Auslandspraktikum: Der internationale Karriereturbo

Auslandspraktikum in Hong Kong

Auslandspraktikum in Hong Kong

Ein Auslandsstudium und Auslandspraktikum erhöht die Wahrscheinlichkeit später einmal beruflich im Ausland zu arbeiten deutlich. Einer neuen Studie der Hochschul Informations System GmbH (HIS) nach, waren Absolventen des Jahrgangs 2005, die während des Studiums Auslandserfahrung gesammelt haben, nach fünf Jahren drei Mal so häufig beruflich im Ausland tätig wie Studenten ohne Auslandserfahrung.

Fast ein Drittel aller Absolventen (31%) aus dem Jahr 2005 waren während ihres Studiums für mehr als drei Monate im Ausland. Der Anteil dürfte heute sogar noch etwas höher liegen. Meist wird im Ausland zeitweise studiert oder ein Auslandspraktikum gemacht. Nur wenige Studenten gingen für einen reinen Sprachkurs ins Ausland. Studiengänge mit vergleichsweise vielen Studenten, die im Ausland studierten, sind Humanmedizin, Geisteswissenschaften und Wirtschaftswissenschaften. Humanmediziner nutzten den Aufenthalt vor allem für ein Praktikum, während Geistes- und Wirtschaftswissenschaftler in der Regel im Ausland studierten. Der hohe Anteil der Geisteswissenschaftler kommt dadurch zustande, dass Studenten in sprachwissenschaftlichen Studiengängen ihren Auslandsaufenthalt in Ländern machten, in denen die studierte Sprache gesprochen wurde.

Studenten in Studiengängen, die stark vom deutschen Beschäftigungssystem geprägt sind (wie zum Beispiel Sozialwesen, Psychologie, Pädagogik), waren unterdurchschnittlich auslandsmobil. Berufliche Tätigkeiten in diesen Bereichen setzen oft gute Kenntnisse des deutschen Sozial- und Gesundheitssystems voraus, sodass Auslandserfahrung nicht gefordert wird und für Studenten kein Anreiz für einen studienbezogenen Auslandsaufenthalt besteht.

Insgesamt sind aber fünf Jahre nach Studienabschluss nur relativ wenig Absolventen im Ausland beschäftigt. Lediglich jeder zwanzigste Absolvent geht einer Tätigkeit im Ausland nach. Bei Absolventen der Mathematik und Naturwissenschaften ist der Anteil der im Ausland Erwerbstätigen am Höchsten. Am seltensten verdienen Juristen und Lehrer ihr Geld im Ausland, da das Studium sehr auf das deutsche Rechts- und Schulsystem hin ausgelegt ist und Fachkenntnisse im Ausland nicht angewendet werden können.

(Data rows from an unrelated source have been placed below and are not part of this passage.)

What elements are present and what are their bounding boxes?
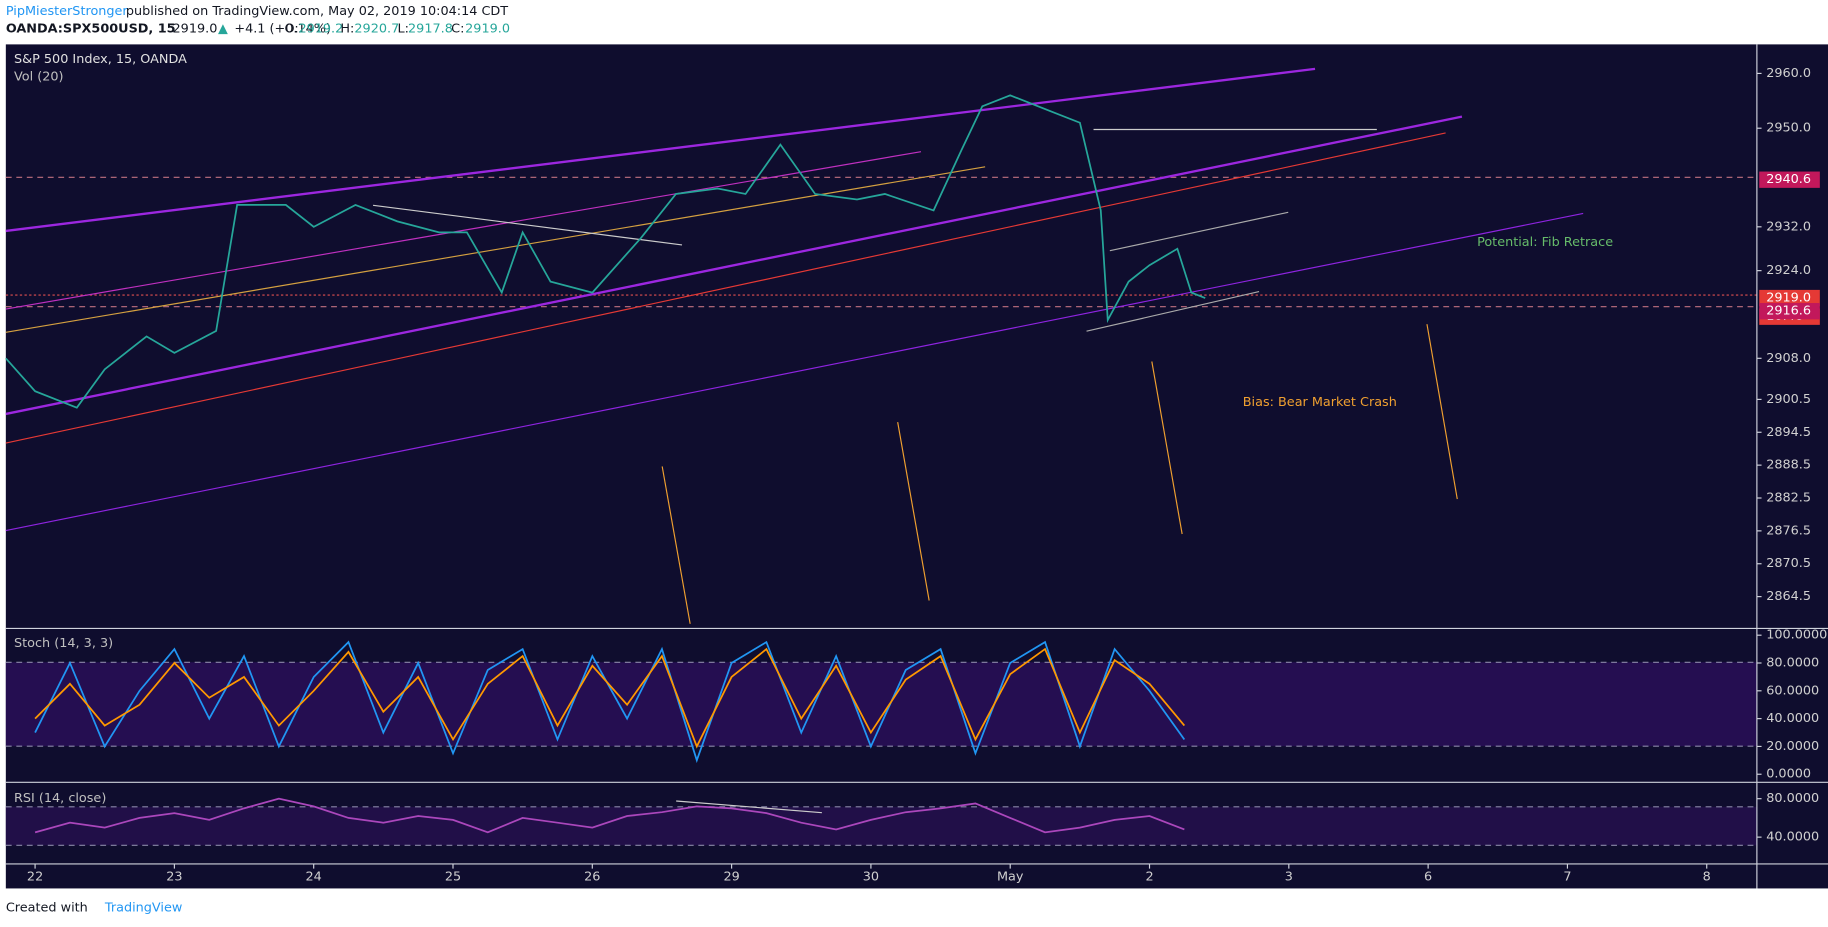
x-tick-label: 25 — [445, 869, 461, 884]
x-tick-label: 22 — [27, 869, 43, 884]
x-tick-label: 29 — [723, 869, 739, 884]
author[interactable]: PipMiesterStronger — [6, 4, 129, 19]
open: 2919.2 — [298, 22, 343, 37]
y-tick-label: 2888.5 — [1766, 458, 1811, 473]
x-tick-label: 6 — [1424, 869, 1432, 884]
arrow-line — [1426, 324, 1458, 500]
c-label: C: — [451, 22, 464, 37]
x-tick-label: 26 — [584, 869, 600, 884]
y-tick-label: 2950.0 — [1766, 121, 1811, 136]
footer-created: Created with — [6, 901, 88, 916]
x-tick-label: 8 — [1703, 869, 1711, 884]
symbol: OANDA:SPX500USD, 15 — [6, 22, 176, 37]
o-label: O: — [284, 22, 298, 37]
arrow-line — [661, 466, 691, 624]
y-tick-label: 60.0000 — [1766, 683, 1819, 698]
x-tick-label: 24 — [306, 869, 322, 884]
stoch-band — [5, 662, 1757, 747]
arrow: ▲ — [218, 22, 228, 37]
vol-label: Vol (20) — [14, 70, 64, 85]
trendline — [676, 800, 822, 814]
annotation: Bias: Bear Market Crash — [1243, 395, 1397, 410]
y-tick-label: 2876.5 — [1766, 523, 1811, 538]
levels — [5, 176, 1757, 846]
trendline — [5, 115, 1463, 416]
change: +4.1 (+0.14%) — [234, 22, 331, 37]
close: 2919.0 — [465, 22, 510, 37]
y-tick-label: 2908.0 — [1766, 351, 1811, 366]
y-tick-label: 2900.5 — [1766, 392, 1811, 407]
x-tick-label: May — [997, 869, 1024, 884]
x-tick-label: 3 — [1285, 869, 1293, 884]
price-badge-label: 2940.6 — [1766, 172, 1811, 187]
y-tick-label: 2960.0 — [1766, 66, 1811, 81]
annotation: Potential: Fib Retrace — [1477, 235, 1613, 250]
series-line — [34, 797, 1185, 834]
x-tick-label: 30 — [863, 869, 879, 884]
trendline — [5, 67, 1316, 233]
trendline — [1086, 290, 1260, 332]
l-label: L: — [398, 22, 409, 37]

Wer allerdings im Ausland tätig ist, der hat mit hoher Wahrscheinlichkeit bereits im Studium Auslandserfahrung gesammelt. 64% aller deutschen Absolventen, die beruflich im Ausland arbeiten, war bereits während des Studiums auslandsmobil. Das während des Studiums besuchte Land ist dann häufig auch das Land der späteren Erwerbstätigkeit: Wer als Absolvent im Ausland arbeitet hat mit 46%iger Wahrscheinlichkeit bereits im gleichen Land studiert, oder mit 85%iger Wahrscheinlichkeit im gleichen Land ein Auslandspraktikum gemacht. Anscheinend sind die im Auslandspraktikum erworbenen Kontakte und Kenntnisse später besser für den Beruf nutzbar, als Studienkenntnisse.

Ein Auslandsaufenthalt während des Studiums macht sich auch im Einkommen bemerkbar. Besonders Studenten der Wirtschafts- und Geisteswissenschaften, Ingenieure und Informatiker haben mit Auslandserfahrung nach dem Abschluss deutlich höhere Einkommen, als Absolventen ohne Auslandserfahrung.

Junge Menschen, die den Wunsch haben einmal im Ausland tätig zu sein, sind also gut beraten sich an der Statistik zu orientieren und bereits die Studienfachwahl entsprechend zu planen. Wer eine internationale Karriere plant sollte einen Studiengang wählen, der auch im Ausland relevant ist, möglichst ein Semester im Wunschland studieren und am besten noch ein Auslandspraktikum im gleichen Land machen.